Le National Transportation Safety Board (NTSB) des États-Unis a publié une simulation de cockpit de la collision mortelle en 2025 entre un avion de ligne et un hélicoptère militaire américain près de l’aéroport national Ronald Reagan de Washington.
Cet incident survenu dans la nuit du 29 janvier 2025 a tué 67 personnes, dont les 64 à bord d’un MHIRJ CRJ700 exploité par PSA Airlines, filiale d’American Airlines, qui était en approche finale pour atterrir.
Les trois autres victimes étaient l’équipage d’un Sikorsky UH-60L Black Hawk de l’armée américaine opérant sur une route d’hélicoptères autrefois active le long du fleuve Potomac.

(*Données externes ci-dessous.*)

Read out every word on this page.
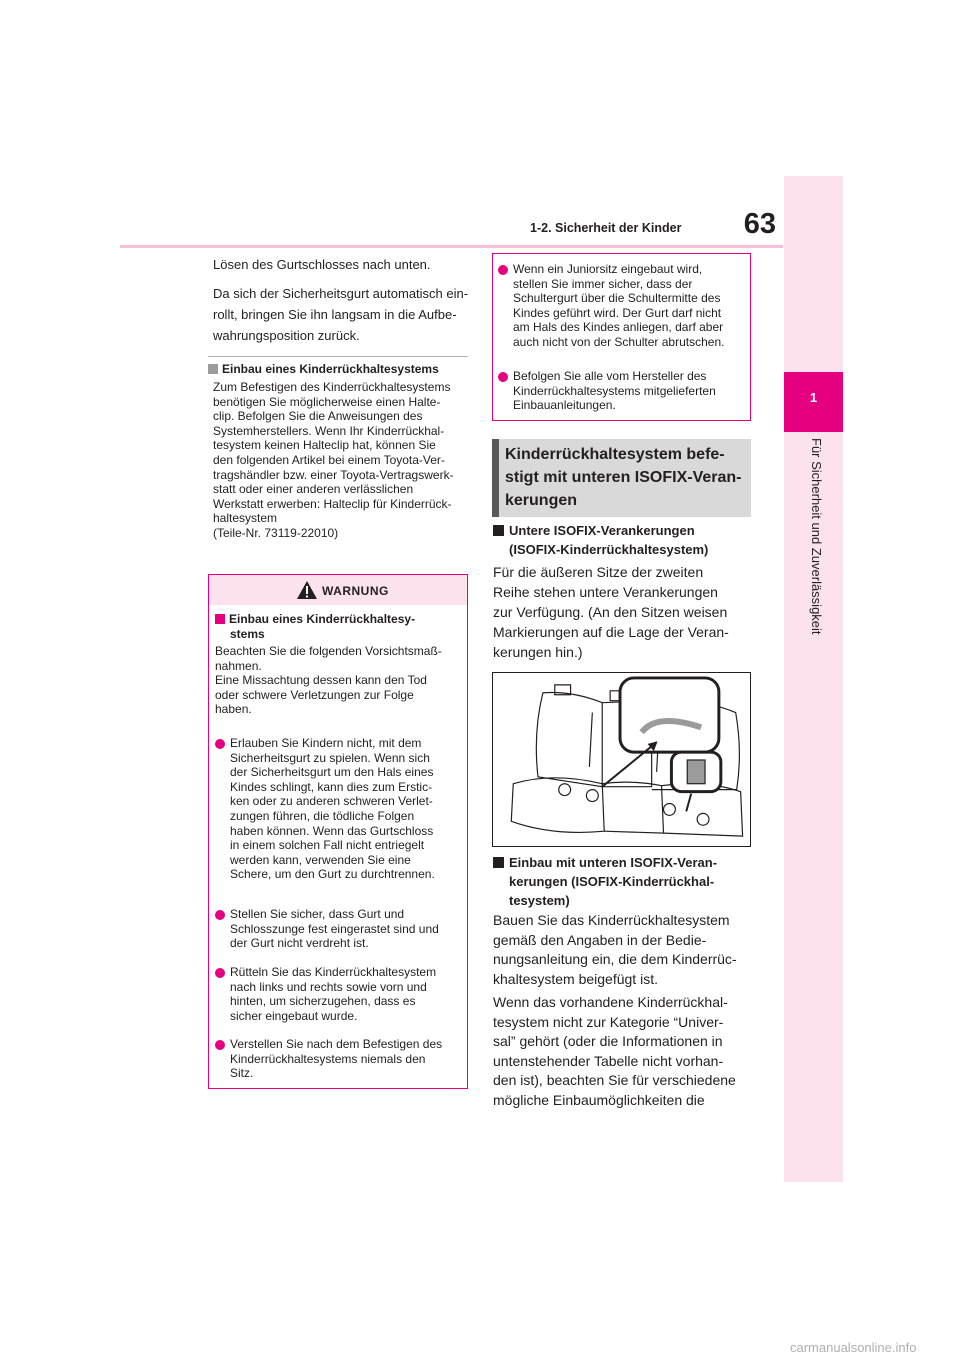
63
1-2. Sicherheit der Kinder
1
Für Sicherheit und Zuverlässigkeit

Lösen des Gurtschlosses nach unten.

Da sich der Sicherheitsgurt automatisch ein-
rollt, bringen Sie ihn langsam in die Aufbe-
wahrungsposition zurück.

Einbau eines Kinderrückhaltesystems
Zum Befestigen des Kinderrückhaltesystems
benötigen Sie möglicherweise einen Halte-
clip. Befolgen Sie die Anweisungen des
Systemherstellers. Wenn Ihr Kinderrückhal-
tesystem keinen Halteclip hat, können Sie
den folgenden Artikel bei einem Toyota-Ver-
tragshändler bzw. einer Toyota-Vertragswerk-
statt oder einer anderen verlässlichen
Werkstatt erwerben: Halteclip für Kinderrück-
haltesystem
(Teile-Nr. 73119-22010)
WARNUNG
Einbau eines Kinderrückhaltesy-
stems
Beachten Sie die folgenden Vorsichtsmaß-
nahmen.
Eine Missachtung dessen kann den Tod
oder schwere Verletzungen zur Folge
haben.
Erlauben Sie Kindern nicht, mit dem
Sicherheitsgurt zu spielen. Wenn sich
der Sicherheitsgurt um den Hals eines
Kindes schlingt, kann dies zum Erstic-
ken oder zu anderen schweren Verlet-
zungen führen, die tödliche Folgen
haben können. Wenn das Gurtschloss
in einem solchen Fall nicht entriegelt
werden kann, verwenden Sie eine
Schere, um den Gurt zu durchtrennen.
Stellen Sie sicher, dass Gurt und
Schlosszunge fest eingerastet sind und
der Gurt nicht verdreht ist.
Rütteln Sie das Kinderrückhaltesystem
nach links und rechts sowie vorn und
hinten, um sicherzugehen, dass es
sicher eingebaut wurde.
Verstellen Sie nach dem Befestigen des
Kinderrückhaltesystems niemals den
Sitz.
Wenn ein Juniorsitz eingebaut wird,
stellen Sie immer sicher, dass der
Schultergurt über die Schultermitte des
Kindes geführt wird. Der Gurt darf nicht
am Hals des Kindes anliegen, darf aber
auch nicht von der Schulter abrutschen.
Befolgen Sie alle vom Hersteller des
Kinderrückhaltesystems mitgelieferten
Einbauanleitungen.
Kinderrückhaltesystem befe-
stigt mit unteren ISOFIX-Veran-
kerungen
Untere ISOFIX-Verankerungen
(ISOFIX-Kinderrückhaltesystem)
Für die äußeren Sitze der zweiten
Reihe stehen untere Verankerungen
zur Verfügung. (An den Sitzen weisen
Markierungen auf die Lage der Veran-
kerungen hin.)
Einbau mit unteren ISOFIX-Veran-
kerungen (ISOFIX-Kinderrückhal-
tesystem)
Bauen Sie das Kinderrückhaltesystem
gemäß den Angaben in der Bedie-
nungsanleitung ein, die dem Kinderrüc-
khaltesystem beigefügt ist.
Wenn das vorhandene Kinderrückhal-
tesystem nicht zur Kategorie “Univer-
sal” gehört (oder die Informationen in
untenstehender Tabelle nicht vorhan-
den ist), beachten Sie für verschiedene
mögliche Einbaumöglichkeiten die
carmanualsonline.info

Lors d’une audience publique le 27 janvier, les responsables du NTSB ont publié les détails de leur enquête sur l’accident mortel, notamment un loisirs numériques montrant la vue du cockpit du CRJ700 et de l’UH-60L quelques instants avant la collision.
La vidéo, superposée à l’audio enregistré des contrôleurs de la circulation aérienne et de l’équipage du CRJ700, montre les 2 dernières minutes du vol voué à l’échec, alors que l’avion régional suit la rivière Potomac en approche finale vers la piste 33.
Dans la vidéo, les feux de position du Black Hawk, indicatif d’appel PAT 25, sont à peine visibles à travers le pare-brise du cockpit du CRJ700 – cachés parmi les lumières de la capitale américaine en contrebas.
Même avec PAT 25 encerclé et identifié dans l’animation du NTSB, l’hélicoptère est presque impossible à discerner.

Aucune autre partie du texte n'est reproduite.